Его основа — обгоревший строительный вагончик, облепленный клеёнкой, брезентом, линолеумом. Рядом чернеет пепелище костра. Есть умывальник с пробитой раковиной. Мы живём как короли. Короли из трущоб.

Открываю дверь вагончика. Мальчик спрашивает:
— Мы будем обедать?
— Ты только что ел.
— Хочу ещё.
— Нам надо экономить продукты.

Молчит, опускает голову, всхлипывает. Не понимает, что еды осталось на два-три дня. Но ему надо есть. От этого никуда не деться. Он и так стал похож на фабричного цыплёнка: худой, бледно-синий с торчащими костями.
— Хорошо, — треплю его по жидким соломенным волосам, — мы пообедаем.
— Честно-честно?
— Конечно. Тебя устроит суп?
Он кивает головой так сильно, что кажется — она вот-вот отделится от шеи.
— Отдохни, а я приготовлю суп, — захожу в вагончик. На полу, застеленном кусками линолеума и лохмотьями, свалены полосатые матрасы с торчащим жёлтым поролоном.
— Я не устал.
— Тогда будем готовить вместе.
Уже привык к его переменам настроения, но сейчас они невыносимы. Сейчас время ожидания, а значит время беспокойства, тревоги. Из-под валуна, поросшего липким зелёным мхом, достаю полиэтиленовый пакет с картофелем.
— Чисти картошку.
— А ты?
— Я разожгу костёр.
Деревянные с серой спички, бумажные со свинцом газеты. Поджигаю, приношу  из вагончика хворост, кормлю зачавшееся пламя. На алюминиевой кастрюле — толстый слой копоти. Суп будет из отстоянной морской воды. Пресной почти не осталось.
— Опять суп из морской воды? — морщится мальчик.
— Что значит опять? В последний раз он был из нормальной воды.
— Я не хочу суп из морской воды.
— Ты же хотел есть. Мы договорились.
— Т-т-ты не говорил, что он будет из морской воды, — он опускает руки. Сморщившаяся картошка падает на землю.
— А что ты, чёрт возьми, хочешь?!
Ударом ноги переворачиваю кастрюлю. Земля, будто собака, лакает воду. Ору, доводя себя до исступления. Голову простреливает резкая боль. Падаю рядом с перевёрнутой кастрюлей.
Мальчик плачет, закрыв лицо руками. Я лежу, обхватив руками голову, шепчу:
— Не реви, не реви…
Он должен перестать плакать. Видит же, что мне плохо. Но он плачет. Нет сил, чтобы встать. Подползаю к нему на коленях, хватаю за руки, ору:
— Посмотри на меня! Посмотри на меня!
— Н-н-не х-х-хочу.
— И я не хочу! Не хочу жрать этот суп! Не хочу спать на этих матрасах! Не хочу жить в этом вагончике! Но другого у нас нет! Понимаешь? Мы должны жить с этим!
            — З-з-зачем?
— Мы люди… а они должны жить.
На глазах — слёзы. Потому что понимаю: нет — да и не было никогда, но сейчас это особенно ясно — того, ради чего стоит жить. И понимание хуже боли.

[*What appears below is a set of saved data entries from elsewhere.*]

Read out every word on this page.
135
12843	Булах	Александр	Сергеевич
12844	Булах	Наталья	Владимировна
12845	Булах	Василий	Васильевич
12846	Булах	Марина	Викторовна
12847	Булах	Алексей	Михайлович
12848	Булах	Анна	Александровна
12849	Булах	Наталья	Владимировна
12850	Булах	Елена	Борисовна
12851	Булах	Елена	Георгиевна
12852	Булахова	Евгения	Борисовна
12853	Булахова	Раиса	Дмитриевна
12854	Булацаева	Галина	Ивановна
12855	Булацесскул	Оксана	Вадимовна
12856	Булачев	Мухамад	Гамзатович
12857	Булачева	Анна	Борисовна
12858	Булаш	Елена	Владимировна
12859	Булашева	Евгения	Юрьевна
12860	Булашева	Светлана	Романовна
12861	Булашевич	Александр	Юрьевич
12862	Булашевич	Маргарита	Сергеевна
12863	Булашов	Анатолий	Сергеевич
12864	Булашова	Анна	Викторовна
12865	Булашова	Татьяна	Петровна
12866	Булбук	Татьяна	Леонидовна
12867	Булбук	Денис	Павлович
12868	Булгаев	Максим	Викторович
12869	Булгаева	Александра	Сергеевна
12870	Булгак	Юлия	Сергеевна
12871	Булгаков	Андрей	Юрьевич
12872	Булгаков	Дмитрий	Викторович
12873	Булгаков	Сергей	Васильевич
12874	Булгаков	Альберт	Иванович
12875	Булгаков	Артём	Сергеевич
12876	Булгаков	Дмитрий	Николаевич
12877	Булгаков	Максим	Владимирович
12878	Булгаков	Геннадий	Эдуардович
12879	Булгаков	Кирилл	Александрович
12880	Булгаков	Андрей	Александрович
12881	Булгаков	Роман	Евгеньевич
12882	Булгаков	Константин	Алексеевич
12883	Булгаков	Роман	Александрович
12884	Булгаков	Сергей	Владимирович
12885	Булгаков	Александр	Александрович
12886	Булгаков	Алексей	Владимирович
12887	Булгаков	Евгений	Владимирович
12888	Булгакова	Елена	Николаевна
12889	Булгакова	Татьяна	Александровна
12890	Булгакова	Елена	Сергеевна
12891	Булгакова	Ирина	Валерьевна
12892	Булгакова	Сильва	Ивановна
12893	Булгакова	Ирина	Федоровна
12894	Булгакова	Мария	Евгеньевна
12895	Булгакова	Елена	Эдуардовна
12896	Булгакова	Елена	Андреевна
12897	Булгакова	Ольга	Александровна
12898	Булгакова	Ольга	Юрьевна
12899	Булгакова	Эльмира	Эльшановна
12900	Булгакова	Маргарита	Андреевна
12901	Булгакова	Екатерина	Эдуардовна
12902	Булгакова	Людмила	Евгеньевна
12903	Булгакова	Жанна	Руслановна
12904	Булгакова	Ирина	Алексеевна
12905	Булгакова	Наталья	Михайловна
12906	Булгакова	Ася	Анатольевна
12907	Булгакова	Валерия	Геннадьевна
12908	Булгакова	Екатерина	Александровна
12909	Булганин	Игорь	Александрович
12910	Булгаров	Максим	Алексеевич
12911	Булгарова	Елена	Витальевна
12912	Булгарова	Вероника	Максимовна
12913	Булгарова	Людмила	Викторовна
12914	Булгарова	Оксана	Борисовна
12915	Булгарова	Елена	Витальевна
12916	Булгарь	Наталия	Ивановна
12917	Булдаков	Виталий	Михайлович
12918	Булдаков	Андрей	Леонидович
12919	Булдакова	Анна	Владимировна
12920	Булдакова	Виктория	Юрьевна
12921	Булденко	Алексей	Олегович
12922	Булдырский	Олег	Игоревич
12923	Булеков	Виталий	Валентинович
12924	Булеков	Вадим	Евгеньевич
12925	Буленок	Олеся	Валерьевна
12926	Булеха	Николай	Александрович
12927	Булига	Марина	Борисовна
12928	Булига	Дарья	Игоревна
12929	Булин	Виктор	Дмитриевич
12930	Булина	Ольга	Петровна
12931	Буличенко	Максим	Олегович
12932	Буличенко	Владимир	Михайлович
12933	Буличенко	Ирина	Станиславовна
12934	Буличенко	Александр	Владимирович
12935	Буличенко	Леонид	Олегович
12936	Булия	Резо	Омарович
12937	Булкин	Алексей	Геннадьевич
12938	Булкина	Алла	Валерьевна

Мальчик отнимает руки от лица, просит:
— Н-н-не плачь, пожалуйста. Я понял. Только не плачь.
В его взгляде решимость. Будто он говорит о храме. Она успокаивает лучше всякой аффирмации. Пытаюсь улыбнуться в знак примирения. Выходит ухмылка.
— Давай делать суп.

Мальчик кидается к костру. Чистит картошку ножом с оплавленной рукояткой. Я встаю. Развожу костёр. Набираю воду, ставлю кастрюлю на костёр. Кидаю в неё гнилую луковицу, очистки морковки, горсть фасоли. Мальчик суетливо протягивает картошку.

III

Суп пахнет морской капустой в жестяных банках из детства. Едим его вместе с сухарями. Опускаем их в варево и ждём, когда размокнут. Сухари очень нравятся мальчику. К супу он не притрагивается.

Едим в тишине. После бесцельно сидим, наблюдая за пламенем костра. Мальчик молчит. Голова сползает к коленям. Наконец, замирает. Костлявые плечи двигаются в такт дыханию. Уснул.
Отношу его на руках в вагончик, укладываю на матрасы, накрываю тряпьём. Стою, глядя на него. Возвращаюсь к костру, чтобы привести мысли в порядок. Слушаю ветер, пронзающий пустоту между камнями. Только камни и могут устоять. Почему я не из камня?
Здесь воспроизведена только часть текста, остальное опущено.